Avant de présider Radio France, M. Gallet présidait l'Institut national de l'audiovisuel**. Il y soigna surtout sa communication personnelle, affirme Le Canard enchaîné : un million d'euros dépensés en frais de conseil en image, 125 000 euros pour rénover ses bureaux ? M. Gallet dément. Il dit qu'il poursuivra le Canard en justice. Mais cette nouvelle affaire tombe au moment où le personnel de Radio France s'indigne « des dépenses du jeune PDG, ici, pour rénover son bureau et engager un conseiller en image... » Même Mme Pellerin, que l'arrogance ne choque pas, prend désormais ses distances d'avec M. Gallet.
2. Si les salariés sont en grève contre M. Gallet, c'est qu'il a entrepris de leur marcher sur le ventre pour retailler Radio France aux mesures libérales.
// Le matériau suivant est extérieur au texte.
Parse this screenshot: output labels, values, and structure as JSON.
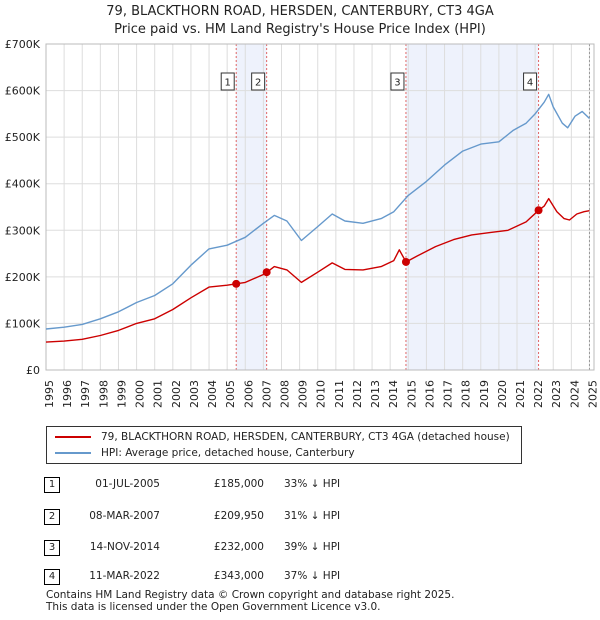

Soit, en gros : aggraver ce qu'il y a de pire (depuis les années 2000) dans les contenus du service public, et supprimer ce qui le différenciait - encore un peu - des radios commerciales.
On ne peut qu'approuver l'ire de Philippe Meyer (Le Monde, 27/03) : « Où, ailleurs que sur nos antennes, aurait pu trouver place Pierre Desproges, où pourrait-on entendre aujourd’hui les feuilletons de France Culture, les comparaisons en aveugle de 'La Tribune des critiques de disques', tant de programmes de reportage, tant d’entretiens préparés, tant de portraits fouillés ? » C'est vrai. Comme il est vrai que tout, depuis dix ans, pousse le service public à renoncer à cette vocation et à s'aligner sur la foire au bas-de-gamme (assimilé aux parts de marché).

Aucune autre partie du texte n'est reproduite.